A Saint-Gilles, les habitants se plaignent des nuisances générées par la prison
A Saint-Gilles, les habitants se plaignent des nuisances générées par la prison - © Fabrice Gérard

Il y a les sirènes des fourgons de prisonniers et des voitures de police. Il y a surtout l’appel des détenus, amplifié par des haut-parleurs, qui résonne dans tout le quartier. Nadia habite à quelques pas de la prison de Saint-Gilles. Cela fait 30 ans qu’elle y vit. Et malgré le temps, elle n’arrive toujours pas à s’habituer à ces nuisances sonores. "Les grosses nuisances ce sont les haut-parleurs. Lorsqu'ils appellent les détenus par leur numéro. C’est tous les jours, matin et après-midi. Même le week-end. Et ça, c’est vraiment dérangeant."

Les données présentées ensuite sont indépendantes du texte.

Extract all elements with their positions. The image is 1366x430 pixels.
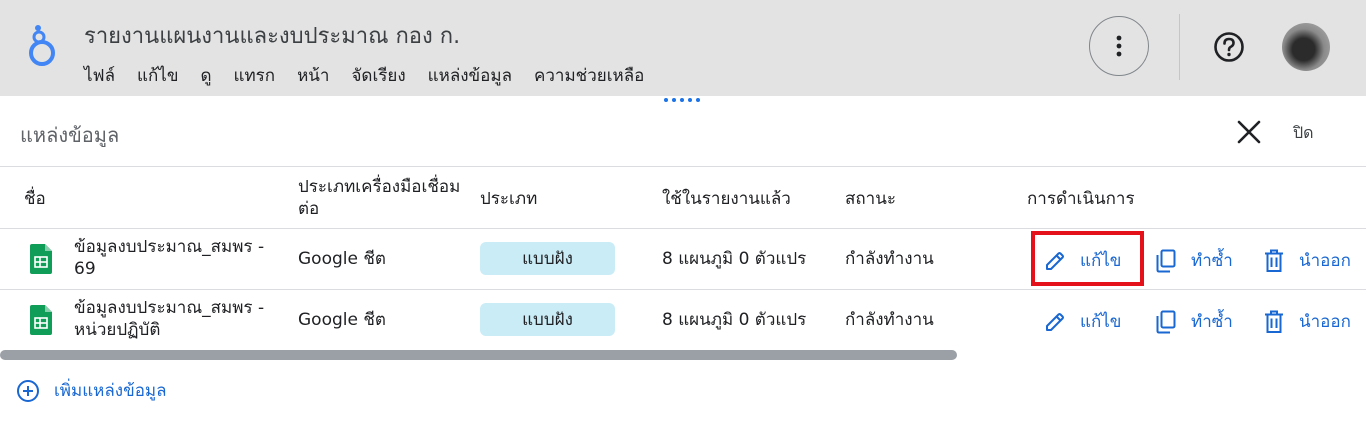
menu-file[interactable]: ไฟล์ [84,62,115,89]
menu-view[interactable]: ดู [200,62,211,89]
connector-type: Google ชีต [298,310,386,330]
connector-type: Google ชีต [298,249,386,269]
panel-drag-handle[interactable] [664,98,700,102]
type-badge: แบบฝัง [480,242,615,275]
menu-arrange[interactable]: จัดเรียง [351,62,405,89]
edit-label: แก้ไข [1080,312,1122,332]
column-header-name: ชื่อ [24,189,46,209]
divider [0,166,1366,167]
remove-label: นำออก [1299,312,1351,332]
column-header-actions: การดำเนินการ [1027,189,1135,209]
source-name[interactable]: ข้อมูลงบประมาณ_สมพร - 69 [74,236,284,280]
looker-studio-logo-icon[interactable] [24,24,58,68]
app-header: รายงานแผนงานและงบประมาณ กอง ก. ไฟล์ แก้ไ… [0,0,1366,96]
remove-button[interactable]: นำออก [1263,247,1351,274]
status-text: กำลังทำงาน [845,310,934,330]
edit-button[interactable]: แก้ไข [1044,308,1121,335]
column-header-usage: ใช้ในรายงานแล้ว [662,189,791,209]
report-title[interactable]: รายงานแผนงานและงบประมาณ กอง ก. [84,18,460,53]
duplicate-label: ทำซ้ำ [1191,312,1233,332]
panel-title: แหล่งข้อมูล [20,123,120,147]
menu-bar: ไฟล์ แก้ไข ดู แทรก หน้า จัดเรียง แหล่งข้… [84,62,666,89]
google-sheets-icon [30,244,52,274]
menu-help[interactable]: ความช่วยเหลือ [534,62,644,89]
column-header-type: ประเภท [480,189,538,209]
add-data-source-button[interactable]: เพิ่มแหล่งข้อมูล [16,377,167,404]
usage-text: 8 แผนภูมิ 0 ตัวแปร [662,310,807,330]
source-name[interactable]: ข้อมูลงบประมาณ_สมพร - หน่วยปฏิบัติ [74,297,284,341]
more-vert-icon [1116,35,1122,57]
google-sheets-icon [30,305,52,335]
horizontal-scrollbar[interactable] [0,350,957,360]
divider [0,228,1366,229]
trash-icon [1265,249,1283,272]
help-button[interactable] [1206,24,1252,70]
column-header-connector: ประเภทเครื่องมือเชื่อมต่อ [298,177,461,219]
trash-icon [1265,310,1283,333]
remove-label: นำออก [1299,251,1351,271]
copy-icon [1156,310,1176,333]
add-data-source-label: เพิ่มแหล่งข้อมูล [54,381,167,401]
duplicate-button[interactable]: ทำซ้ำ [1155,308,1233,335]
edit-highlight-box [1031,231,1144,286]
type-badge: แบบฝัง [480,303,615,336]
menu-insert[interactable]: แทรก [233,62,275,89]
header-divider [1179,14,1180,80]
help-icon [1214,32,1244,62]
menu-resource[interactable]: แหล่งข้อมูล [428,62,512,89]
menu-edit[interactable]: แก้ไข [137,62,178,89]
avatar[interactable] [1282,23,1330,71]
more-options-button[interactable] [1089,16,1149,76]
remove-button[interactable]: นำออก [1263,308,1351,335]
close-icon[interactable] [1236,119,1262,145]
edit-pencil-icon [1046,312,1064,331]
copy-icon [1156,249,1176,272]
status-text: กำลังทำงาน [845,249,934,269]
add-circle-icon [17,379,39,402]
duplicate-button[interactable]: ทำซ้ำ [1155,247,1233,274]
close-button[interactable]: ปิด [1293,121,1314,146]
duplicate-label: ทำซ้ำ [1191,251,1233,271]
usage-text: 8 แผนภูมิ 0 ตัวแปร [662,249,807,269]
menu-page[interactable]: หน้า [297,62,329,89]
divider [0,289,1366,290]
column-header-status: สถานะ [845,189,896,209]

Une plainte à Bruxelles-Environnement

Début de cette année, l’une de ses voisines a déposé une plainte auprès de Bruxelles-Environnement. L’organisme est venu placer un sonomètre sur la terrasse de la plaignante. Les conclusions sont sans appel : les normes de bruit en vigueur à Bruxelles sont largement dépassées.

Eviter les mutineries

Charles Picqué, le bourgmestre de Saint-Gilles, habite lui aussi à proximité de l’établissement pénitentiaire. Face à ces nuisances, il reconnaît une certaine forme d’impuissance. "Je ne compte plus les lettres que j’ai adressées aux différents ministres de la Justice, sans résultat. Je reconnais qu’il y a des nuisances, elles sont réelles. Mais, en tant que bourgmestre, ma préoccupation, c’est la sécurité des citoyens. Je dois éviter qu’il y ait des révoltes, des mutineries. C’est cela ma priorité."

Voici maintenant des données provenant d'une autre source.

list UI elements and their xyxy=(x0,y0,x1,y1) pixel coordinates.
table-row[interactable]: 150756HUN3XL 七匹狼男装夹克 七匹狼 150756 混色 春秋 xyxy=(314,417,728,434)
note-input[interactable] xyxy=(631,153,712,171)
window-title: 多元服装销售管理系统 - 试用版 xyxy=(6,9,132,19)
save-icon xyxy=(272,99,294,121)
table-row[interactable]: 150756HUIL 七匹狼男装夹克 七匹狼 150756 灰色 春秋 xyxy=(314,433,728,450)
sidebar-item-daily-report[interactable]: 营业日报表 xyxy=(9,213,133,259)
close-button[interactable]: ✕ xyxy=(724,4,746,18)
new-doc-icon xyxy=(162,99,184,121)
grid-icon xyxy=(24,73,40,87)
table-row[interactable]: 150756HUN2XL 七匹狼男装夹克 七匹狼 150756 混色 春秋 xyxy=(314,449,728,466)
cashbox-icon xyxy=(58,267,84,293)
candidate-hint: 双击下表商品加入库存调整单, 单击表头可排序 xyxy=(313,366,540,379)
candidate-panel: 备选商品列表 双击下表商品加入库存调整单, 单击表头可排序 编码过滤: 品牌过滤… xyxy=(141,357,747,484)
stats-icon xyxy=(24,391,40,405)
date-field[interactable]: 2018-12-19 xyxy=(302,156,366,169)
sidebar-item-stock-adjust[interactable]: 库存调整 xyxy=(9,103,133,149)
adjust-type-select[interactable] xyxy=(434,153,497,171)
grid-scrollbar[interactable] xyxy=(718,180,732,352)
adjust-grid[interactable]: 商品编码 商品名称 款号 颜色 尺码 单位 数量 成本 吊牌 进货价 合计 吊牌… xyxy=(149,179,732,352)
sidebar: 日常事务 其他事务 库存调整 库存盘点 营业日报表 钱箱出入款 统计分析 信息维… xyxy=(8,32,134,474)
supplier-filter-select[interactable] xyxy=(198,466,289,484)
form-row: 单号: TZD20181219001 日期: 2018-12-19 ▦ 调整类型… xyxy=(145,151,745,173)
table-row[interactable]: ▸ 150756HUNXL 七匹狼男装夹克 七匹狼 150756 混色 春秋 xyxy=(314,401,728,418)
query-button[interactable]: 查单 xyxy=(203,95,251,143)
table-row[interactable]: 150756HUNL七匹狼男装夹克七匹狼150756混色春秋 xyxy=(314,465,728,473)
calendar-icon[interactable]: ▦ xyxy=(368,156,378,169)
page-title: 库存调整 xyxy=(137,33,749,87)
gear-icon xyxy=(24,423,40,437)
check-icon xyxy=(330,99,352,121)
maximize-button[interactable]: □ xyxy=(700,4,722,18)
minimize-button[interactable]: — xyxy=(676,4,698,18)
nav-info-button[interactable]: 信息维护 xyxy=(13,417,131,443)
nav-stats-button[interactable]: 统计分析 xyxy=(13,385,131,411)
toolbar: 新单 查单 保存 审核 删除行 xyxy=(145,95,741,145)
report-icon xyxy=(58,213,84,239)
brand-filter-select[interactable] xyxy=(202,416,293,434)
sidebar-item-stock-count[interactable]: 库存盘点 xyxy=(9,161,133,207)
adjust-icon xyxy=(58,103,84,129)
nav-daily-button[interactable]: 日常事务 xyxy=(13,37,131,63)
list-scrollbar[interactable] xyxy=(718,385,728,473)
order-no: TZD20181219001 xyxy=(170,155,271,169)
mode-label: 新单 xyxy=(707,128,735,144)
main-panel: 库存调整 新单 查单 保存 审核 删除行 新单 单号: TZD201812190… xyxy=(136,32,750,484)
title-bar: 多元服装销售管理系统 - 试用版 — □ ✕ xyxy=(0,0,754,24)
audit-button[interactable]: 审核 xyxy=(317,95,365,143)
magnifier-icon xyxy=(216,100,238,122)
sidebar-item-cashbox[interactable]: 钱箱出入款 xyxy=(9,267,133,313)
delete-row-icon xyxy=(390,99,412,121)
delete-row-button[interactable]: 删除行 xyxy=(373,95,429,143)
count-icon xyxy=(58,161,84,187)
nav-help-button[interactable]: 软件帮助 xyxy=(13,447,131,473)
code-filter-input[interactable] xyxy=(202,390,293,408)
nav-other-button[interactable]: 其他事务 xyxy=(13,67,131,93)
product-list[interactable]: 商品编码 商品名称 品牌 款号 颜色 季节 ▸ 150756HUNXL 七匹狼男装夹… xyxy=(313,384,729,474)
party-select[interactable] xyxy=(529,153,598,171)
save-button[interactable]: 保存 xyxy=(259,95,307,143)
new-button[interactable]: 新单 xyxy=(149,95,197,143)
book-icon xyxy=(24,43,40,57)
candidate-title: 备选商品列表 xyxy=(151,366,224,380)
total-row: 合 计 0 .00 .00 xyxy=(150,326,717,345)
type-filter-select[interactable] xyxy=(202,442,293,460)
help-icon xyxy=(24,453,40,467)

Une surpopulation source de tensions

A la prison de Saint-Gilles, il y a actuellement 850 détenus alors qu’il n’y a que 550 places disponibles. Une surpopulation endémique et chronique pour laquelle l’État belge a été condamné début de cette année devant le tribunal de première instance de Bruxelles.

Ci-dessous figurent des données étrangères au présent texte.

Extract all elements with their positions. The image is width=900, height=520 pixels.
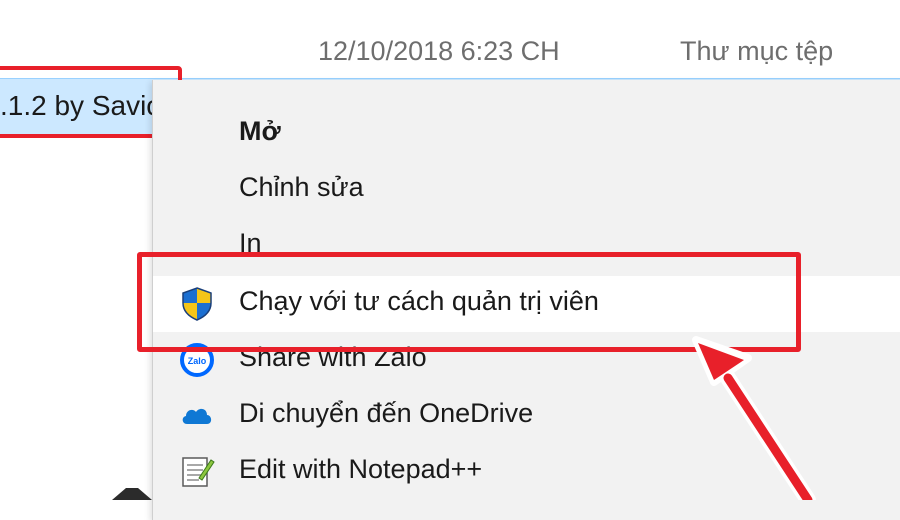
pointer-arrow-icon (692, 336, 816, 500)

Une surpopulation qui complique tout, comme l’explique Vincent Spronck, le directeur de la prison de Forest : "Ça complique terriblement la vie à l’intérieur de la prison. Pour le personnel pénitentiaire qui travaille sous une tension permanente. Et pour les détenus qui sont obligés de vivre dans une promiscuité difficilement concevable pour le commun des mortels. Et puis, cette situation, elle renforce évidemment les nuisances vers l’extérieur. Plus de cris, plus de grèves. La surpopulation gangrène tout c’est indéniable".

Un déménagement en 2022

Selon nos informations, les prisons de Saint-Gilles et Forest devraient définitivement fermer leurs portes dans le courant de l’année 2022. Et les 1200 détenus qui y sont incarcérés seraient transférés dans la toute nouvelle prison de Haren. Les derniers recours des riverains qui vivent dans cette portion de la commune de Bruxelles-Ville viennent à ce titre d’être rejetés par le Conseil d’État. De quoi prochainement soulager les Saint-Gillois et Forestois qui subissent les nuisances des deux établissements pénitentiaires.